If that doesn't explain what you're seeing, you'll need to give some examples of words you think are handled incorrectly.

1993fpale commented 10 months ago

I get your point and thank you for the explanation. However, I will give you a few examples from the output vocabulary which for me should have been stemmed.

Bambino (traduction child, masculine noun) / Bambina (child, feminine noun) / Bambini (children, masculine plural noun) / Bambine (child, feminine plural noun) --> In the vocabulary output, the first three words remained identical, while only the word 'BAMBINE' was stemmed 'BAMBIN'.
The same with Universitario (masculine adjective or noun, trad 'University-related'), Universitari (masculine plural), Universitaria (feminine singular) and Universitarie (feminine plural) --> only the last word (UNIVERSITARIE) was stemmed in 'UNIVERSITARI-'

Given your answer I don't think I can do anything else with SnowballC algorithm. Do you have any suggestions to fix this issue?

Thank you very much

ojwb commented 10 months ago

The stemming algorithms expect input to have already been folded to lower case. If you do that (as the demo on the website does) you'll get the same stems for each group:

https://snowballstem.org/demo.html?text=Bambino+Bambina+Bambini+Bambine%0aUniversitario+Universitari+Universitaria+Universitarie#Italian

ojwb commented 10 months ago

The stemming algorithms expect input to have already been folded to lower case.
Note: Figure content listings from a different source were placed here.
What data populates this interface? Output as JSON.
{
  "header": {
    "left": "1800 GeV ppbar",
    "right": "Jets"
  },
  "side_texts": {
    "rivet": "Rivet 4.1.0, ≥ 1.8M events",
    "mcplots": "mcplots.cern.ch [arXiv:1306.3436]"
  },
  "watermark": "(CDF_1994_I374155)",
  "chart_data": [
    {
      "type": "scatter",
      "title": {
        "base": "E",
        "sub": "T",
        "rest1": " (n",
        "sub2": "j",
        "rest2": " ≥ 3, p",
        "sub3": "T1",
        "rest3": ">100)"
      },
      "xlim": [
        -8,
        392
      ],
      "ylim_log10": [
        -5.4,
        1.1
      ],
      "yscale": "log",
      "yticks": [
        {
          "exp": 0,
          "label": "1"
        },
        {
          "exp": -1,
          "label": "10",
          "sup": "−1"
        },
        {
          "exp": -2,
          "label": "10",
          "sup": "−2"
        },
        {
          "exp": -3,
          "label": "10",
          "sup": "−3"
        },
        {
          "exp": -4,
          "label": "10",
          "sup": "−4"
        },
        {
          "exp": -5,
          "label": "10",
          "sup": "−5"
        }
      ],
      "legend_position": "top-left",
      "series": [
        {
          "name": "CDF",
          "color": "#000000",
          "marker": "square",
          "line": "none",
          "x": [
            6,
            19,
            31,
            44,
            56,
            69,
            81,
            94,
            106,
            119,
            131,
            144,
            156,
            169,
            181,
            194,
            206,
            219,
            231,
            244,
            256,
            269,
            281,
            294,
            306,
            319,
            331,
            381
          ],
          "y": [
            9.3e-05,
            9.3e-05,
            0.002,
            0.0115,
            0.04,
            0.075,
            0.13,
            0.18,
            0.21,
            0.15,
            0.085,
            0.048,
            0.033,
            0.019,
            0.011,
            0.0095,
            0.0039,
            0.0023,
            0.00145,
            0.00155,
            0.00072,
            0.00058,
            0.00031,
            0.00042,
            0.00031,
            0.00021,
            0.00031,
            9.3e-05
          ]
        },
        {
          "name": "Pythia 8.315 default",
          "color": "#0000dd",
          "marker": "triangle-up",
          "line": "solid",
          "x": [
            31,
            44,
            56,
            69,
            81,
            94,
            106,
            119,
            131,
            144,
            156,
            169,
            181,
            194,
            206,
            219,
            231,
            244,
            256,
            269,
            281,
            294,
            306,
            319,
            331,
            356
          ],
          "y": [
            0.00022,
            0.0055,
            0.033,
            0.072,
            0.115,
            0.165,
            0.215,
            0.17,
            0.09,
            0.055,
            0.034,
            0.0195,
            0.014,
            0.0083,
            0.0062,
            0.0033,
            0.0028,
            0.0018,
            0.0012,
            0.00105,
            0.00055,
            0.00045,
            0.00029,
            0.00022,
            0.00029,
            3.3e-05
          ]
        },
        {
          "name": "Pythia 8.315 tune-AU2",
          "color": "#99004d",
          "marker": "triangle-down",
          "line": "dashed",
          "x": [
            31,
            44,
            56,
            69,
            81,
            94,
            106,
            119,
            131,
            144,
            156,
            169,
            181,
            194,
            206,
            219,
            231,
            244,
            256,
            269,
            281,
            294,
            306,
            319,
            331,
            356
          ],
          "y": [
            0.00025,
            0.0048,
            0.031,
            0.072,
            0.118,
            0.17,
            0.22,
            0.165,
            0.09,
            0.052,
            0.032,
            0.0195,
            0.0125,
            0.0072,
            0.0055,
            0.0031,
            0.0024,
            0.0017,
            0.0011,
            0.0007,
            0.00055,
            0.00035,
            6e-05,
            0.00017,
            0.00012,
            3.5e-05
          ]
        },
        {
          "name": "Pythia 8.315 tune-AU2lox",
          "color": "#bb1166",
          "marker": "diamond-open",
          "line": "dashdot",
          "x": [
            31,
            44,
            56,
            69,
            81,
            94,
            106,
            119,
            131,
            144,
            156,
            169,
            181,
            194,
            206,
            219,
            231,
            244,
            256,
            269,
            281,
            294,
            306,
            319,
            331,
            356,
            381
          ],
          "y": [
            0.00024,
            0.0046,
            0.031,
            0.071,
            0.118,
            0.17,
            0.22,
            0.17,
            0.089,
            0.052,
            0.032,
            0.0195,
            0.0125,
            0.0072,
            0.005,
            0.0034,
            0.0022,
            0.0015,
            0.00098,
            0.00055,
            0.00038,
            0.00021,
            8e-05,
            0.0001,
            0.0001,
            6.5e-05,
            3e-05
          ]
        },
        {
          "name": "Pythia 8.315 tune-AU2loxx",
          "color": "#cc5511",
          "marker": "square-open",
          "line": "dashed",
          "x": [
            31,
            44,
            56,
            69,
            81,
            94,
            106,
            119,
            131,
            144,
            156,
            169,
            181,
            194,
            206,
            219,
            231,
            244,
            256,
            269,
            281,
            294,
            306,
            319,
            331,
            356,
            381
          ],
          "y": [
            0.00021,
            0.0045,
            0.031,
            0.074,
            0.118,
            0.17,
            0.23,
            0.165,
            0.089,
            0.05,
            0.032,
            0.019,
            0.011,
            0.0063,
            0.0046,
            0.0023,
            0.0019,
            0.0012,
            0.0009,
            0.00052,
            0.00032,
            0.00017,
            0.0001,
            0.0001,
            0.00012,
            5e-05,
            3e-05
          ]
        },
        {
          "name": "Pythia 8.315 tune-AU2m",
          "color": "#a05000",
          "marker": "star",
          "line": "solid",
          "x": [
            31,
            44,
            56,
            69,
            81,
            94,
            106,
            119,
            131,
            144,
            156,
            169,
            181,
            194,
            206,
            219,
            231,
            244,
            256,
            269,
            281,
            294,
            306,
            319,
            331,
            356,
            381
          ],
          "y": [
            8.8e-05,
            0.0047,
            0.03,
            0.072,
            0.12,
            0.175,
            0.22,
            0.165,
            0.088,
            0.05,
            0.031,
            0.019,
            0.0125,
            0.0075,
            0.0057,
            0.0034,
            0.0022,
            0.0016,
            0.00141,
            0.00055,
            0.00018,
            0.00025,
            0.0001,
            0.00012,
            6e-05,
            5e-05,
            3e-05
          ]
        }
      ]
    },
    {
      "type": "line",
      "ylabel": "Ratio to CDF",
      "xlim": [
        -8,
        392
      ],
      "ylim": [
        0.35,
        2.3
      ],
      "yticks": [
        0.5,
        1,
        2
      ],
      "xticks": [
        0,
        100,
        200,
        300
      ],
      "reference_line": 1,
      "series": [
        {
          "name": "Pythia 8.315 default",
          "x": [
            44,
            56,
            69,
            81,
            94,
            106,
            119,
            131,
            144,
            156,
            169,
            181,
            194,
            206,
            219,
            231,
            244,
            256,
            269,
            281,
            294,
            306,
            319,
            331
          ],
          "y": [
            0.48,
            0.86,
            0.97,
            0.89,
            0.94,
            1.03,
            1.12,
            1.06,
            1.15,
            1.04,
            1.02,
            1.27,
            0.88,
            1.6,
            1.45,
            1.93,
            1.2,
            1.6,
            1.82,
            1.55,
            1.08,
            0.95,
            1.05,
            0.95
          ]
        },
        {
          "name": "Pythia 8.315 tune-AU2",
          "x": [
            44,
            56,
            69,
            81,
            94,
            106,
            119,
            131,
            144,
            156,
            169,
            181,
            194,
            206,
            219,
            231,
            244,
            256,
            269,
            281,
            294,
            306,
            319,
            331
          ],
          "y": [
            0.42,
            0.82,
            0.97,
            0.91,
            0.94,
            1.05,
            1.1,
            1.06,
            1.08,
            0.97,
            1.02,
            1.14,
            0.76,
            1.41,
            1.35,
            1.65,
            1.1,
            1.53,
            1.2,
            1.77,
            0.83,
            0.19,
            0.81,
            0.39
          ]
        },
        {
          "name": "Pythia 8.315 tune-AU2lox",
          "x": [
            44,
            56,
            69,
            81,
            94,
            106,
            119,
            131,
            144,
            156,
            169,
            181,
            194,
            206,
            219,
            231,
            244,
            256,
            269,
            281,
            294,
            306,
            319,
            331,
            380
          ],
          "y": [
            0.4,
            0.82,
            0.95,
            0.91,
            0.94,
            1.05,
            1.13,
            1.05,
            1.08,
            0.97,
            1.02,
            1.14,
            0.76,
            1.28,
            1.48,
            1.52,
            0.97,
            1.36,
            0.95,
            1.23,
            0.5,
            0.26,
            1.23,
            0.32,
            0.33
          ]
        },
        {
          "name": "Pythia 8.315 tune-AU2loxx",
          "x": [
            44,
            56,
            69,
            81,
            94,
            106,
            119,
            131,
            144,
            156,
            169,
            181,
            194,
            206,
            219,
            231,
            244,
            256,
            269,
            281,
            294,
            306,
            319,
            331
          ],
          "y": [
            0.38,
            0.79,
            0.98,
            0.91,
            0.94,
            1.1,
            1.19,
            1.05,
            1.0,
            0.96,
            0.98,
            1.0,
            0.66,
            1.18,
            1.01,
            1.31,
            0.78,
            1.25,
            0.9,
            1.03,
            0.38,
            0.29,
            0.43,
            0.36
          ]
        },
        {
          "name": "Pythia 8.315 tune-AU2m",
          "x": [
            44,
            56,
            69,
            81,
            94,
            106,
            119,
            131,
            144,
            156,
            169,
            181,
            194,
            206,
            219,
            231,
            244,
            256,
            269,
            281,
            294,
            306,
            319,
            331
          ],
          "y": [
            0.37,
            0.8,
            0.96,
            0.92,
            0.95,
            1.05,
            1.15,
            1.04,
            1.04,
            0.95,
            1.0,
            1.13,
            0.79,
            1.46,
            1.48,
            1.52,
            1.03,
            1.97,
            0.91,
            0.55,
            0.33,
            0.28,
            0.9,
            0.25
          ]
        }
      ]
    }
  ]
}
Looking at the docs, this is mentioned but only really in the more detailed docs about stemming and the algorithms which users may well not read before trying to use the algorithms - I think it really needs to be covered in e.g. the doc comments in libstemmer.h. I'll sort that out.

ojwb commented 10 months ago

I'll sort that out.

Now done.

No feedback from the reporter but it seems uppercase input was the problem so closing. If this isn't resolved please explain and we can reopen.